Moisture is the biggest handicap for the painters, as wet walls are not the ideal basis on which to paint and the humidity ultimately causes the degradation of the works. However, the ever-present water is useful for mixing paints and eliminates the need for importing it into the quarries, but the total absence of natural light makes it difficult to mix the right colors and most of the painting is done by candlelight. Logistics remain the biggest problem, especially for those productions that require a lot of tools and materials, plus provisions and camping equipment for those jobs that take more than one day.

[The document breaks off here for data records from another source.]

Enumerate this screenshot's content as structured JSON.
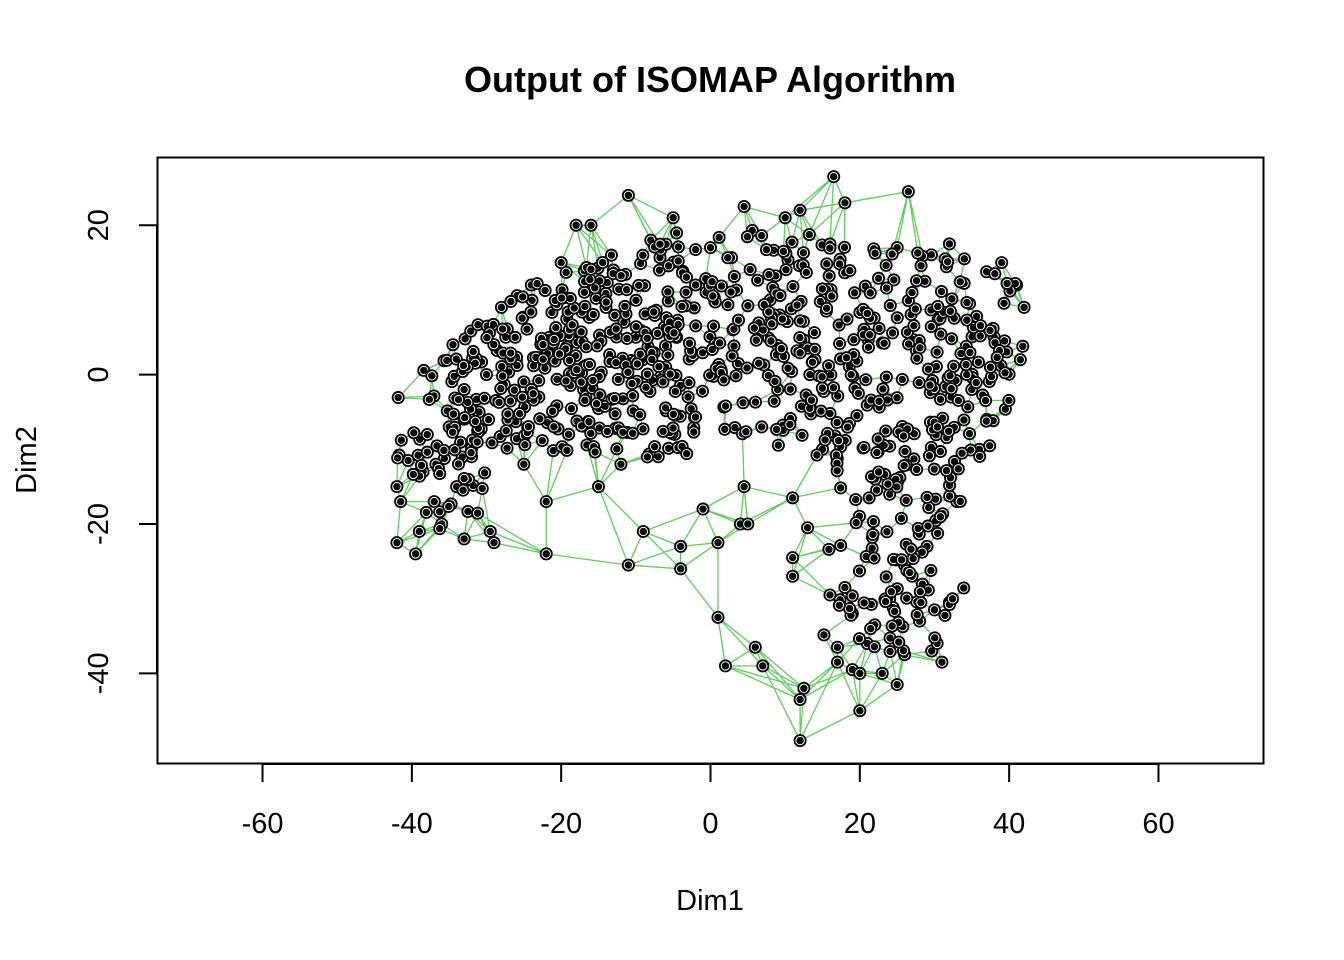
{
  "chart_data": {
    "type": "scatter",
    "title": "Output of ISOMAP Algorithm",
    "xlabel": "Dim1",
    "ylabel": "Dim2",
    "xlim": [
      -74,
      74
    ],
    "ylim": [
      -52,
      29
    ],
    "xticks": [
      -60,
      -40,
      -20,
      0,
      20,
      40,
      60
    ],
    "yticks": [
      -40,
      -20,
      0,
      20
    ],
    "edge_color": "#5ccf5a",
    "point_color": "#000000",
    "grid": false,
    "legend": "none",
    "points_dense_sample": [
      [
        -42,
        -15
      ],
      [
        -42,
        -22.5
      ],
      [
        -41.5,
        -17
      ],
      [
        -40.5,
        -11.5
      ],
      [
        -39.5,
        -24
      ],
      [
        -39,
        -21
      ],
      [
        -38.5,
        -13
      ],
      [
        -37,
        -17
      ],
      [
        -36,
        -20
      ],
      [
        -35,
        -7
      ],
      [
        -34,
        -15
      ],
      [
        -33,
        -2
      ],
      [
        -33,
        -22
      ],
      [
        -32,
        -11
      ],
      [
        -31,
        -5
      ],
      [
        -30,
        0
      ],
      [
        -29.5,
        -21
      ],
      [
        -29,
        -22.5
      ],
      [
        -28,
        9
      ],
      [
        -27,
        -6
      ],
      [
        -26,
        2
      ],
      [
        -25,
        -12
      ],
      [
        -24,
        12
      ],
      [
        -23,
        -3
      ],
      [
        -22,
        -17
      ],
      [
        -22,
        -24
      ],
      [
        -21,
        5
      ],
      [
        -20,
        15
      ],
      [
        -19,
        -8
      ],
      [
        -18,
        20
      ],
      [
        -17,
        -2
      ],
      [
        -16,
        20
      ],
      [
        -15,
        -15
      ],
      [
        -14,
        9
      ],
      [
        -13,
        14
      ],
      [
        -12,
        -12
      ],
      [
        -11,
        24
      ],
      [
        -11,
        -25.5
      ],
      [
        -10,
        5
      ],
      [
        -9,
        -21
      ],
      [
        -8,
        18
      ],
      [
        -7,
        -11
      ],
      [
        -6,
        1
      ],
      [
        -5,
        21
      ],
      [
        -4,
        -23
      ],
      [
        -4,
        -26
      ],
      [
        -3,
        -3
      ],
      [
        -2,
        12
      ],
      [
        -1,
        -18
      ],
      [
        0,
        17
      ],
      [
        1,
        -22.5
      ],
      [
        1,
        -32.5
      ],
      [
        2,
        -39
      ],
      [
        3,
        6
      ],
      [
        4,
        -20
      ],
      [
        4.5,
        -15
      ],
      [
        4.5,
        22.5
      ],
      [
        5,
        -20
      ],
      [
        6,
        -36.5
      ],
      [
        7,
        -39
      ],
      [
        8,
        10
      ],
      [
        9,
        -2
      ],
      [
        10,
        21
      ],
      [
        11,
        -24.5
      ],
      [
        11,
        -27
      ],
      [
        11,
        -16.5
      ],
      [
        12,
        -43.5
      ],
      [
        12,
        -49
      ],
      [
        12,
        22
      ],
      [
        12.5,
        -42
      ],
      [
        13,
        -20.5
      ],
      [
        14,
        2
      ],
      [
        15,
        -10
      ],
      [
        16,
        -29.5
      ],
      [
        16.5,
        26.5
      ],
      [
        17,
        -38.5
      ],
      [
        17,
        -36.5
      ],
      [
        18,
        23
      ],
      [
        18,
        -28.5
      ],
      [
        19,
        -32
      ],
      [
        19,
        -39.5
      ],
      [
        20,
        -45
      ],
      [
        20,
        -40
      ],
      [
        21,
        -36
      ],
      [
        22,
        -33.5
      ],
      [
        23,
        -40
      ],
      [
        24,
        -30
      ],
      [
        25,
        -41.5
      ],
      [
        25,
        17
      ],
      [
        26,
        -37.5
      ],
      [
        26.5,
        24.5
      ],
      [
        27,
        -27
      ],
      [
        28,
        -33
      ],
      [
        29,
        -23
      ],
      [
        30,
        -31.5
      ],
      [
        31,
        -38.5
      ],
      [
        32,
        -30.5
      ],
      [
        32,
        17.5
      ],
      [
        33,
        -17
      ],
      [
        34,
        15.5
      ],
      [
        35,
        -2
      ],
      [
        36,
        -10
      ],
      [
        37,
        -6
      ],
      [
        38,
        5
      ],
      [
        39,
        15
      ],
      [
        41,
        12
      ],
      [
        41.5,
        2
      ],
      [
        42,
        9
      ]
    ]
  }
}
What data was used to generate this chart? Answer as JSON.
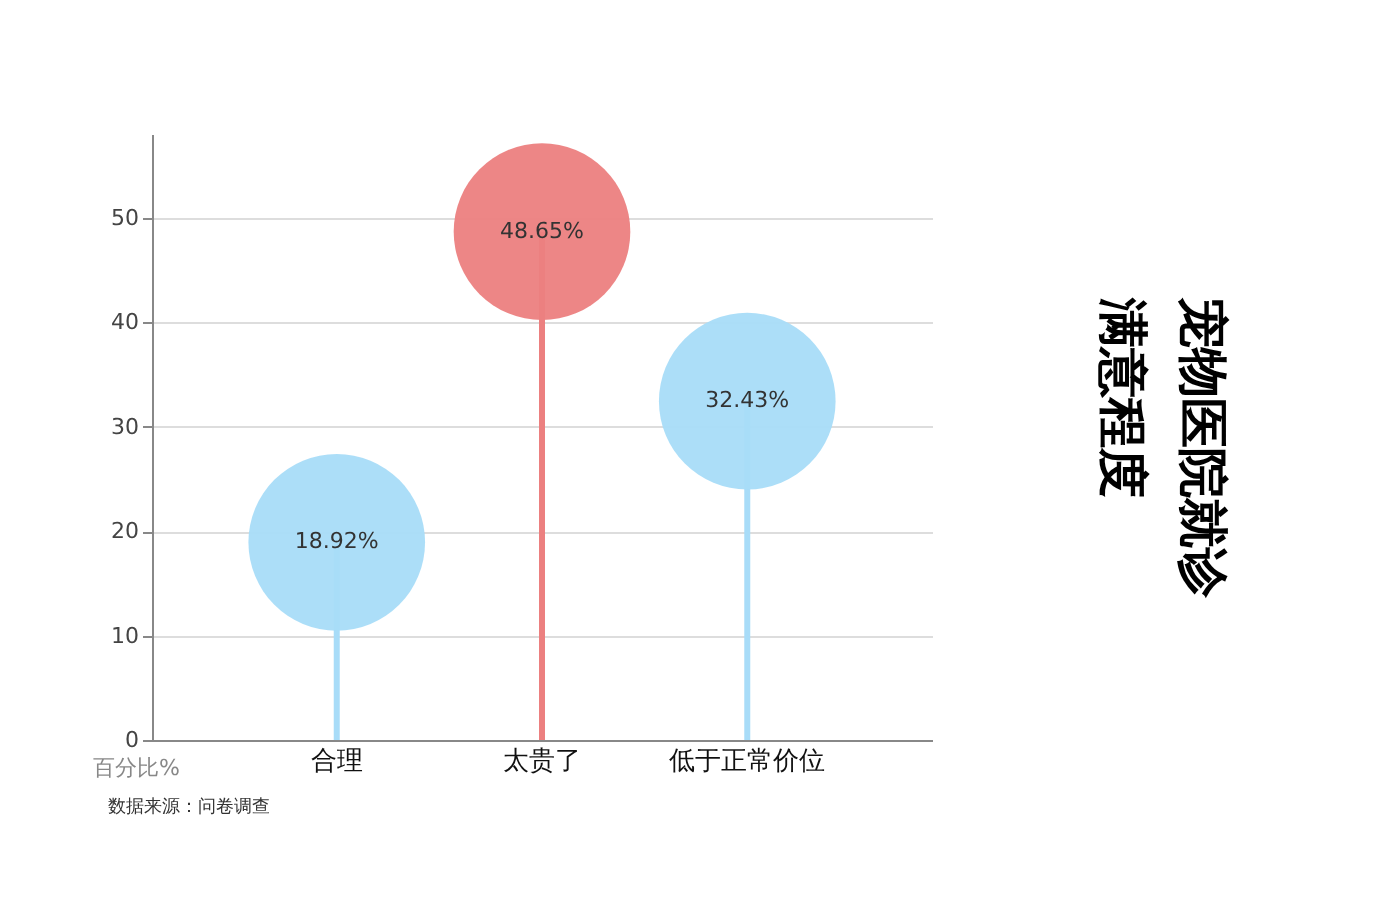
{
  "chart_data": {
    "type": "lollipop",
    "title": "宠物医院就诊",
    "subtitle": "满意程度",
    "ylabel": "百分比%",
    "categories": [
      "合理",
      "太贵了",
      "低于正常价位"
    ],
    "values": [
      18.92,
      48.65,
      32.43
    ],
    "colors": [
      "#a8dcf8",
      "#ec8080",
      "#a8dcf8"
    ],
    "value_labels": [
      "18.92%",
      "48.65%",
      "32.43%"
    ],
    "ylim": [
      0,
      58
    ],
    "yticks": [
      0,
      10,
      20,
      30,
      40,
      50
    ],
    "grid": "y",
    "annotations": [
      "数据来源：问卷调查"
    ]
  }
}
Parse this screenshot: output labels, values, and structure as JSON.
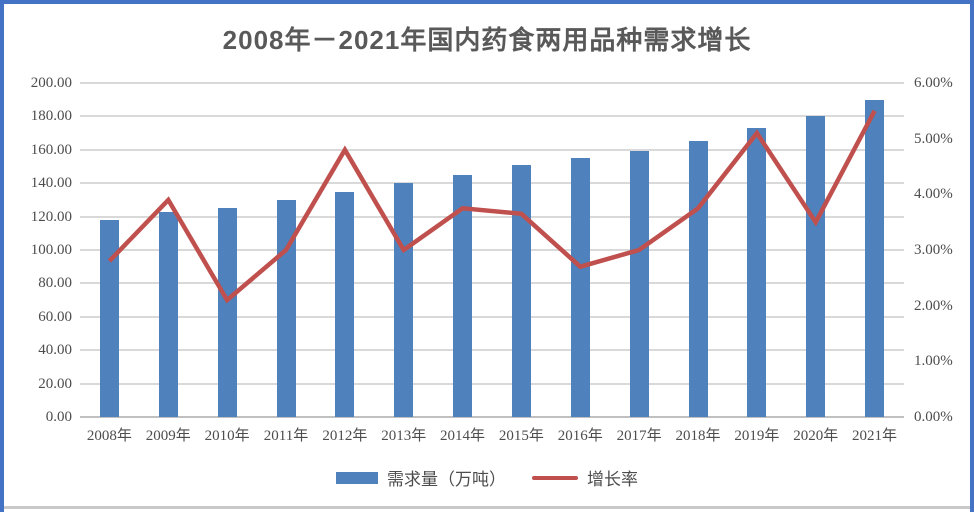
{
  "window": {
    "border_color": "#4472C4"
  },
  "chart_data": {
    "type": "bar+line",
    "title": "2008年－2021年国内药食两用品种需求增长",
    "title_color": "#595959",
    "categories": [
      "2008年",
      "2009年",
      "2010年",
      "2011年",
      "2012年",
      "2013年",
      "2014年",
      "2015年",
      "2016年",
      "2017年",
      "2018年",
      "2019年",
      "2020年",
      "2021年"
    ],
    "series": [
      {
        "name": "需求量（万吨）",
        "type": "bar",
        "axis": "left",
        "color": "#4F81BD",
        "values": [
          118,
          123,
          125,
          130,
          135,
          140,
          145,
          151,
          155,
          159,
          165,
          173,
          180,
          190
        ]
      },
      {
        "name": "增长率",
        "type": "line",
        "axis": "right",
        "color": "#C0504D",
        "values": [
          2.8,
          3.9,
          2.1,
          3.0,
          4.8,
          3.0,
          3.75,
          3.65,
          2.7,
          3.0,
          3.75,
          5.1,
          3.5,
          5.5
        ]
      }
    ],
    "left_axis": {
      "min": 0,
      "max": 200,
      "step": 20,
      "tick_labels_top_to_bottom": [
        "200.00",
        "180.00",
        "160.00",
        "140.00",
        "120.00",
        "100.00",
        "80.00",
        "60.00",
        "40.00",
        "20.00",
        "0.00"
      ]
    },
    "right_axis": {
      "min": 0,
      "max": 6,
      "step": 1,
      "tick_labels_top_to_bottom": [
        "6.00%",
        "5.00%",
        "4.00%",
        "3.00%",
        "2.00%",
        "1.00%",
        "0.00%"
      ]
    },
    "grid": true,
    "gridline_color": "#D9D9D9",
    "legend_position": "bottom"
  }
}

Most of the kata-artists are amateurs; only a few are professional. Nearly all started producing whilst in their early twenties. Some artists perform only once in the underground, others are prolific and are continually working. Whilst most of the artists also practice their craft elsewhere, there are a few who reserve their creativity especially for the quarries.

At the beginning of the 19th century the quarry floor was transformed into mushroom beds…The mushroom growers whitewashed the walls to provide themselves with a new writing surface on which to indicate the various stages in the cultivation and harvesting of their extraordinary crop.
(128-129)For the kata-sculptors the greatest benefit of working in the quarries is the availability of raw material; there is no better place to find stone than in a stone quarry. The other big advantage is location: ‘you can’t disturb anybody in the quarries, and God knows that sculpting is noisy!’